小学生野球最後の公式戦が終わりました。









ター君は、この日もサードに指名され2度目の内野先発となりました。


試合前、またサードが出来ることを凄く喜んで、ヤル気満々で試合に臨みま

した。





序盤戦は上々の立ち上がりを見せ、1点のビハインドを逆転し2対1としまし

た。





ター君も好調で左の大型速球投手からクリンヒットを打ちました。






守備もリズムよくこなし、サードゴロを危なげ無く2つ捌きました。


特に2つめのサードゴロは三塁線ぎりぎりに飛んできましたが、落ち着い

て捕球し、ワンバウンドで鋭い球を投げてアウトをとりました。



選手も集中力があり、声もよく出ていて、いい雰囲気で試合が進みました。









しかし、終盤戦悪夢が待っていました。




ワンアウトを取った後、三遊間のボテボテの当りを追いかけながら立ち止

まり、ショートに譲って内野安打を許してしまいました。



ここからリズムが狂い始めました。



次の打者のヒットでランナーがサードを狙い、いい返球が来てタッチに行っ

たのですが、グラブをスパイクされて落球してしまいました。




1アウト1・3塁から、160cm超級の四番打者が放ったサード正面の強烈

な当りを見事にトンネルし1点を献上。




四球があり満塁となり、またもやサード前にボテボテの当りが飛んできまし

た。

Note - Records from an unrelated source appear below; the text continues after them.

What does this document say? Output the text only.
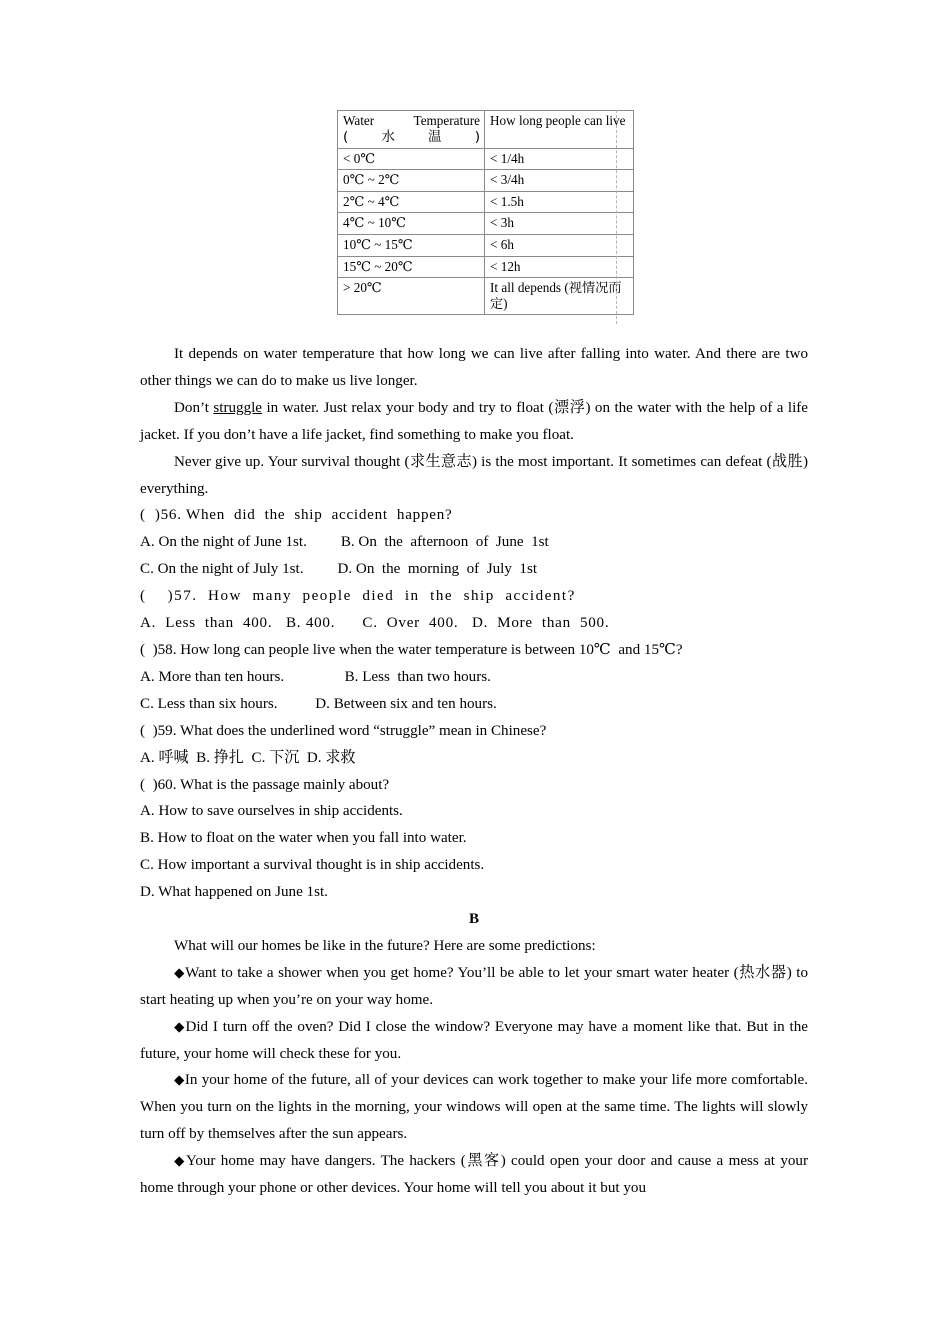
Water Temperature
(水温)	How long people can live

< 0℃	< 1/4h
0℃ ~ 2℃	< 3/4h
2℃ ~ 4℃	< 1.5h
4℃ ~ 10℃	< 3h
10℃ ~ 15℃	< 6h
15℃ ~ 20℃	< 12h
> 20℃	It all depends (视情况而定)

It depends on water temperature that how long we can live after falling into water. And there are two other things we can do to make us live longer.

Don’t struggle in water. Just relax your body and try to float (漂浮) on the water with the help of a life jacket. If you don’t have a life jacket, find something to make you float.

Never give up. Your survival thought (求生意志) is the most important. It sometimes can defeat (战胜) everything.

(  )56. When  did  the  ship  accident  happen?

A. On the night of June 1st.         B. On  the  afternoon  of  June  1st

C. On the night of July 1st.         D. On  the  morning  of  July  1st

(    )57.  How  many  people  died  in  the  ship  accident?

A.  Less  than  400.   B. 400.      C.  Over  400.   D.  More  than  500.

(  )58. How long can people live when the water temperature is between 10℃  and 15℃?

A. More than ten hours.                B. Less  than two hours.

C. Less than six hours.          D. Between six and ten hours.

(  )59. What does the underlined word “struggle” mean in Chinese?

A. 呼喊  B. 挣扎  C. 下沉  D. 求救

(  )60. What is the passage mainly about?

A. How to save ourselves in ship accidents.

B. How to float on the water when you fall into water.

C. How important a survival thought is in ship accidents.

D. What happened on June 1st.

B

What will our homes be like in the future? Here are some predictions:

◆Want to take a shower when you get home? You’ll be able to let your smart water heater (热水器) to start heating up when you’re on your way home.

◆Did I turn off the oven? Did I close the window? Everyone may have a moment like that. But in the future, your home will check these for you.

◆In your home of the future, all of your devices can work together to make your life more comfortable. When you turn on the lights in the morning, your windows will open at the same time. The lights will slowly turn off by themselves after the sun appears.

◆Your home may have dangers. The hackers (黑客) could open your door and cause a mess at your home through your phone or other devices. Your home will tell you about it but you
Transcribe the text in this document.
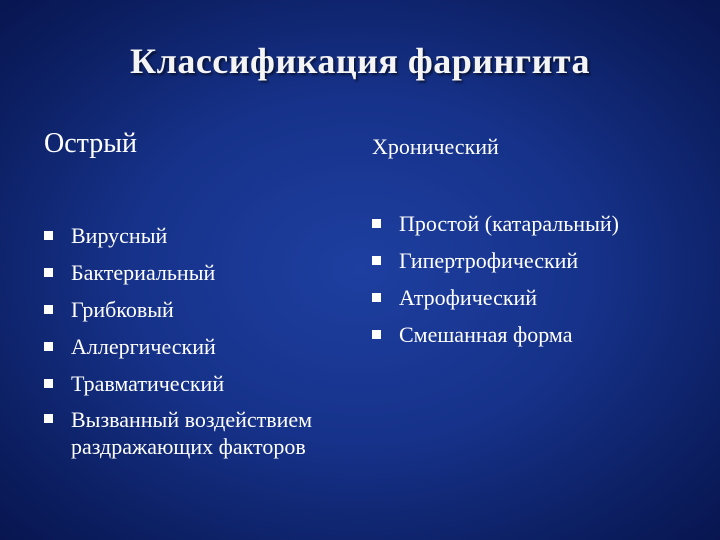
Классификация фарингита
Острый	Хронический
Вирусный
Бактериальный
Грибковый
Аллергический
Травматический
Вызванный воздействием раздражающих факторов
Простой (катаральный)
Гипертрофический
Атрофический
Смешанная форма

その打球を間に合わないホームへ暴投。2点を追加されてしまいました。


(捕手が不満げな顔をしていたら、前監督が「キャッチャーが1塁を指示し

ないのがいけないんだ」と捕手を怒っていました。




その後、またまた三塁前に小フライが上がりました。ター君は勢いよく前進

し、地面すれすれで捕球したかに見えましたが、グラブからポロッとボール

がこぼれ落ちてしまいました。





途中までは失敗しても皆に向って帽子をとって「わりい、わりい」と言いなが

ら、元気に声を出していたのですが、途中から、流石に皆の視線も冷たくな

ってきて、ター君はすっかり落ち込んでしまいました。



そして、攻守交替でベンチに戻ってくると、大粒の涙をこぼしていました。






ちょっと難しい局面の連続だったので、急造三塁手では難しかったかも知

れません。ちょっと可愛そうでした。



試合はそのまま敗戦となりました。








ター君の公式戦最終試合は、ター君の涙で終了しました。





試合終了後、本人と少し話しをしました。ター君は





「俺のミスで負けた。皆に悪いことをしてしまった。

             もうサードは懲り懲りだ。ライトの方がいい」

 




と言って落ち込んでいました。


私としては、「ナニ糞!」と思って欲しいところでしたが仕方ありません。














敗戦の後、来週から始まる新人戦のために、練習試合を行いました。





相手チームはAチームでしたが、6年生はほとんと控えでベンチスタートと

なりました。



ター君はすっかり元気を取り戻して、ライトの守備位置を指示したりして大

声を上げていました。







最終回、1死満塁のチャンスの時、ター君とリョウ君が前監督に呼ばれま

した。




「お前等で逆転してみろ」





と前監督に言われ、まずはリョウ君がバッターボックスに立ちました。



ター君は、「ヨッシャー!」と気合を入れてネクストサークルに行きました。






春までは6割を越える打率で4番に座っていたリョウ君。


その後極度のスランプに陥り上部大会では控え選手になってしまいました。

スランプの原因は、彼の家庭の事情も大きく関与していたと思います。



前監督は、そんなリョウ君に最後の花道をつくってくれたのでしょう。



ベンチの応援ボルテージも最高潮に達しましたが、1-3から打ったリョウ君

の当りはボテボテのホームゲッツー。





残念ながらター君に打席は回ってきませんでした。




終わった後、「俺は絶対外野の頭を抜く自信があった」と嘯いていました。








そんなこんなで、公式戦最終日が終わってしましました。




私自身の中では、上部大会で負けた時に終わった感を強く感じましたので、

この日はあまり実感がわきませんでしたが、やはり寂しいですね。





皆仲良しのいいチームでした。




これからは練習に参加しても、自分達の練習ではなく、後輩の指導が中心

となります。


それもまた野球の勉強ですね。



自分達が果たせなかった夢を後輩達に託し、皆これから頑張って欲しいと

思います。




そんなこんなで1日が終わりました。